Heart changes everything. It changes how you show up. It releases inner pressure and the weight you carry, and it changes your performance.
“In the sports world we sometimes hear the notion of keeping your emotions in check. In meditative fitness, we would rather harness and channel emotional energy, using all of it, transforming detracting emotion into enlightening, performance-enhancing emotion. Opening your heart can help you to relax in tight moments and overcome nerves. We get nervous when something big is about to happen. Nerves mean it matters, that it is important to you. Channel the nerves through your heart and allow them to help you.
Connecting with your heart is about being honest with yourself.
How hard do you push yourself in your workouts?
How do you feel inside as you go through your workouts?
Motivated or lazy, energized or drained, embracing or resisting?
What’s your attitude like?
How do you engage the challenges you face?
How much fun do you have?
How do you feel at the end of your workouts?

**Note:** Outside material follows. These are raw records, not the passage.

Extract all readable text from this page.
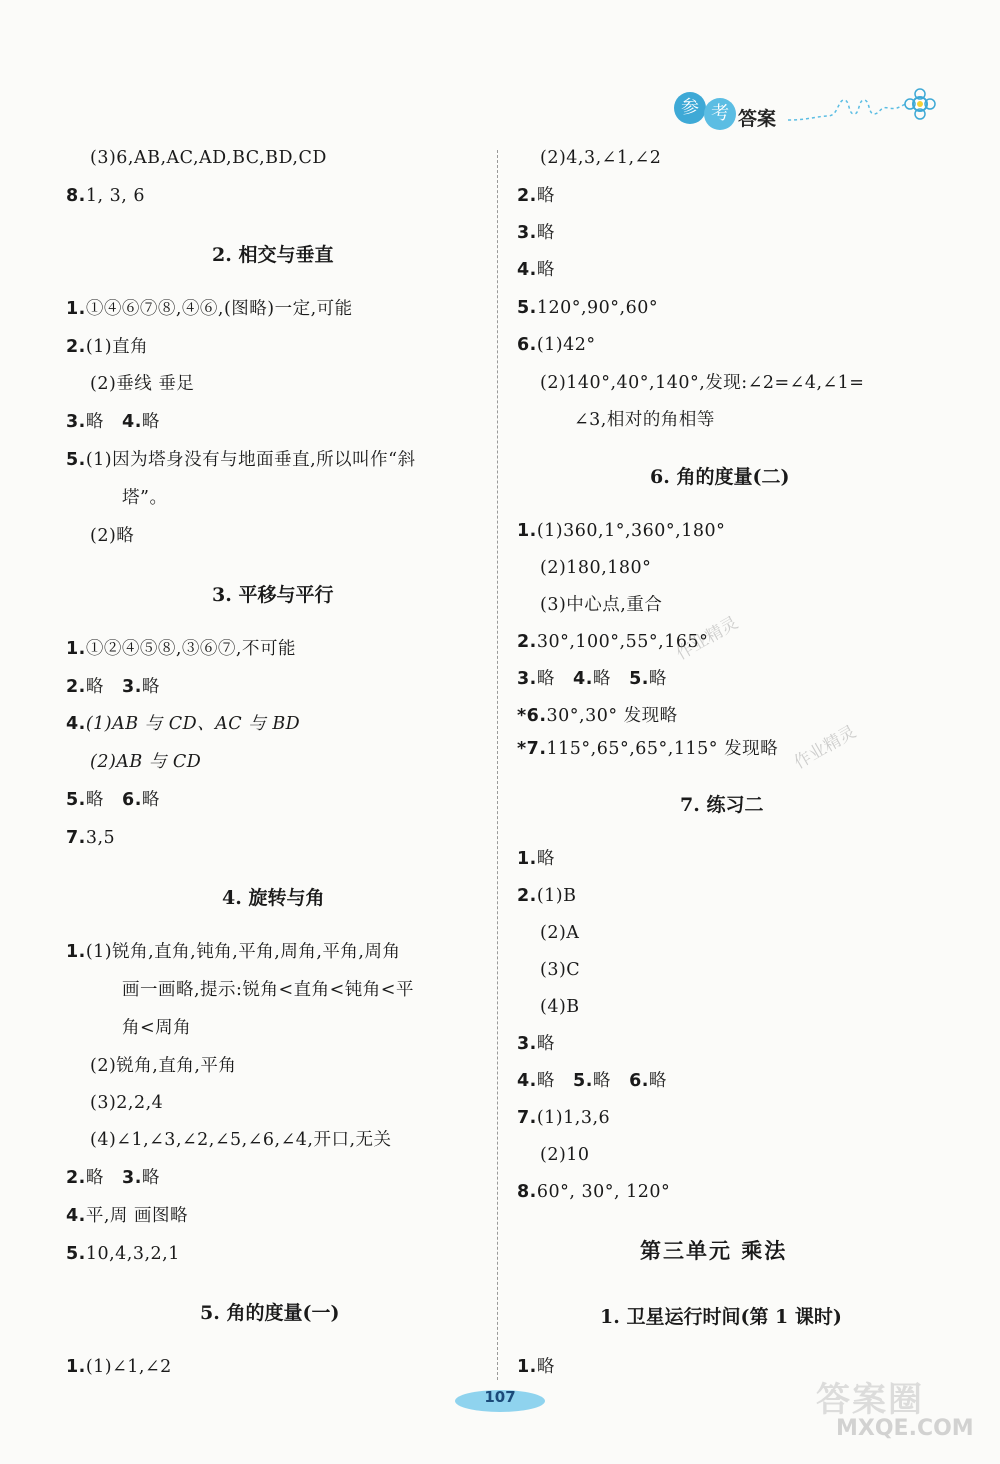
参 考 答案
(3)6,AB,AC,AD,BC,BD,CD
8.1, 3, 6
2. 相交与垂直
1.①④⑥⑦⑧,④⑥,(图略)一定,可能
2.(1)直角
(2)垂线 垂足
3.略 4.略
5.(1)因为塔身没有与地面垂直,所以叫作“斜
塔”。
(2)略
3. 平移与平行
1.①②④⑤⑧,③⑥⑦,不可能
2.略 3.略
4.(1)AB 与 CD、AC 与 BD
(2)AB 与 CD
5.略 6.略
7.3,5
4. 旋转与角
1.(1)锐角,直角,钝角,平角,周角,平角,周角
画一画略,提示:锐角<直角<钝角<平
角<周角
(2)锐角,直角,平角
(3)2,2,4
(4)∠1,∠3,∠2,∠5,∠6,∠4,开口,无关
2.略 3.略
4.平,周 画图略
5.10,4,3,2,1
5. 角的度量(一)
1.(1)∠1,∠2
(2)4,3,∠1,∠2
2.略
3.略
4.略
5.120°,90°,60°
6.(1)42°
(2)140°,40°,140°,发现:∠2=∠4,∠1=
∠3,相对的角相等
6. 角的度量(二)
1.(1)360,1°,360°,180°
(2)180,180°
(3)中心点,重合
2.30°,100°,55°,165°
3.略 4.略 5.略
*6.30°,30° 发现略
*7.115°,65°,65°,115° 发现略
7. 练习二
1.略
2.(1)B
(2)A
(3)C
(4)B
3.略
4.略 5.略 6.略
7.(1)1,3,6
(2)10
8.60°, 30°, 120°
第三单元 乘法
1. 卫星运行时间(第 1 课时)
1.略
作业精灵
作业精灵
107	答案圈
MXQE.COM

How do you want to feel?” –the Heart chapter
If you ever find yourself negative and complaining, going through the motions, overthinking or overanalyzing, being lazy or absent-minded, or if you dread the workout, treat it like a chore, or shy away from the physical exertion and sensations in your body, then it might be time to awaken your heart.
When you put your heart into it, you engage with passion and presence. You lean in to the challenge and surrender rather than resist. You might even allow everything you’ve ever been through, everything you are going through, everything you have ever felt, to fuel you through your workout.

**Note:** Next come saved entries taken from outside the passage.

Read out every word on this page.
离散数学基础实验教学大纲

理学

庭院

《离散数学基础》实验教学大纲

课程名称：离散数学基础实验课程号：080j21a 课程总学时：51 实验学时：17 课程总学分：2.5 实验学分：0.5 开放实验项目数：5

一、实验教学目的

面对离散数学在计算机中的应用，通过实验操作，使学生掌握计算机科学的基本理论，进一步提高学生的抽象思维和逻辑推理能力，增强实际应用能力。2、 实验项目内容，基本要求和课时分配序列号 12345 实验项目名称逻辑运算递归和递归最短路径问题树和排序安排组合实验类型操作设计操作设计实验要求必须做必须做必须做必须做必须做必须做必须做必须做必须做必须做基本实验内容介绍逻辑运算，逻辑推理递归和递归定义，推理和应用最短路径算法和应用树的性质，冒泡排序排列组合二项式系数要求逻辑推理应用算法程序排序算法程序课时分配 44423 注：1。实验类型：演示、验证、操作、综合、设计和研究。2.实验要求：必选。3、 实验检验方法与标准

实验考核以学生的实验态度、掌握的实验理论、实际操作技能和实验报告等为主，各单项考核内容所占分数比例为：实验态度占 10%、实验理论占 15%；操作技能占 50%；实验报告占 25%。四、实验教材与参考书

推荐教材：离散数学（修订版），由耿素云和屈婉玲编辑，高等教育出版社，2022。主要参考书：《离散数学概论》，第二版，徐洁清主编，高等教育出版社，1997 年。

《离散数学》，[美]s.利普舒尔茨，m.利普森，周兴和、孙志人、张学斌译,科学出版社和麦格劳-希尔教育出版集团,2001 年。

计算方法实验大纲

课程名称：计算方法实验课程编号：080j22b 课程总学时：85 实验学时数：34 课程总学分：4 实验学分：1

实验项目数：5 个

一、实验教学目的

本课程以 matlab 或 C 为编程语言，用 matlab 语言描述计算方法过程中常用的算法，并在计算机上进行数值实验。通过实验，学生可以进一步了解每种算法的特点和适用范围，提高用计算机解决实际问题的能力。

“Everything you have ever felt can be found in your heart, and you can also feel things you’ve never felt before.” –the Heart chapter
How can you put your heart into it? Start from where you are. As you arrive for your workout, check in with yourself. Ask yourself what you’re feeling, what’s going on inside. Perhaps there is an underlying feeling that’s been sticking with you. What do you bring with you for that day’s workout? Is there anything weighing on you? Any relationships in turmoil? Anything stressing you?
What we want to do is acknowledge and allow ourselves to feel what we’re feeling in any moment. From there, you know what you need to do, what you need to release or let go of. From there, you set your intention for the workout. You ask for what your heart needs. You give meaning to the physical exertion and your effort. You know what it represents.
Perhaps the workout will serve as a release. Perhaps it will clear your energy and give you space for clarity. Physical exertion is known for clearing mental blocks, and it’s also known for naturally uplifting your mood. Together with your meditative intention, you take this to another level and open up the world of possibilities. Perhaps with your heart open you will connect with more love for yourself. You might experience deeper joy or other enlightening emotions washing over you.
Physically, you can gently tap on your sternum to help open and awaken the energy of your heart. Take a deep breath and move your attention and awareness from the front of your forehead down to the center of your chest. Imagine the area opening.
Let the workout help you to open your heart. Create the challenge. Heart is found in continuing despite adversity and in the determination to finish. It takes heart to push yourself and to get back up after falling. Heart is one of the greatest performance enhancers. With it, we access a higher engagement and consciousness. Heart is about being in the moment, being in the flow, “feeling it.” There’s no time to think in the midst of athletic performance. Sure, you can think before or after you go into action, and you can learn valuable lessons from that processing, but in the moment you need to be able to act instantly, to access your intuitive athleticism, to get in the zone. Putting your heart into it, opening, engaging, and operating from your heart, does this for you.
Heart is something so simple, something we all have, yet it is still often misunderstood. We deny our feelings. Sometimes, we don’t want to admit them, or we don’t want to feel what we feel. We close off. We go to anger instead of the vulnerable truth, or we suffer from depression and anxiety by not releasing the weight of what’s going on deeper within. We retreat to our heads with obsessive thinking or overanalyzing. We judge what we’re feeling as good or bad rather than simply the truth of how we feel. Our feelings aren’t always rational. They don’t always make sense at a surface level. When we go deeper into them, however, when we sit with them and learn from them, we uncover many light bulbs and inner victories.